Response to Defense Counsel

• eDiscovery software used was not Unicode Compliant and therefore could have missed information in non-traditional languages or using non-traditional symbols.

• Without access to the Defendant's privilege log the Plaintiff's Expert could not decipher much of what he was examining, much less put it in the proper context.

Following the Expert's testimony Plaintiff's Counsel asked that an adverse inference be drawn with respect to the Defendant (the kiss of death to a jury) and that appropriate monetary or other sanctions be applied. Counsel for the Defendant was quick to blame the problem on the Expert, implying that his examination had not be thorough enough.

The Decision

The Judge first warned that an over-inclusive order could hobble the business of the Defendant, doing more harm than good, while a watered-down order would allow potential destruction of vital evidence. The balancing of interests undertaken by the Court in such situations would have to include

• The need for preservation of evidence, versus
• The possibility of a loss of information, versus
• The potential damage of a broad order, versus
• The potential for damage in a restrictive order.

In the end the Judge relied on the credibility of the Expert. On that basis the Defendant had violated the spirit, if not the letter, of the law. In the final analysis however, the Court's position was restrained and provided that:

1. Further searching of the Defendant's computer records was needed.

2. Even though no sanctions would issue this time, they remain a possibility if:

• Scrubbing is determined with certainty to have taken place.

• The Defendant fails to produce evidence it is legally required to keep on file.

• The Defendant can be shown to have acted in bad faith.

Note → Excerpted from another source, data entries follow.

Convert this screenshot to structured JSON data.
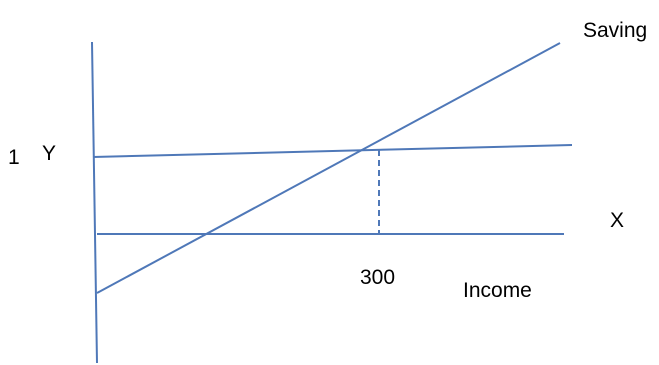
{
  "labels": {
    "saving": "Saving",
    "y_marker_number": "1",
    "y_marker_letter": "Y",
    "x_axis": "X",
    "income_value": "300",
    "income": "Income"
  },
  "colors": {
    "line": "#4f78b8",
    "text": "#000000"
  }
}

• The most damaging evidence was destroyed/scrubbed.

Curtain Call

In the end, Judge Dixon wrapped up by advising attendees to refer to materials on the ABA's Web site as well as those of the Federal Judicial Center, the National Conference of State Court Judges, and of course the Federal Rules of Civil Procedure, all of which are useful in determining how to deal with the evolving field of eDiscovery. He also suggested reading Guidelines for State Trial Courts Regarding Discovery of Electronically-Stored Information, and Managing Discovery of Electronic Information: A Pocket Guide for Judges.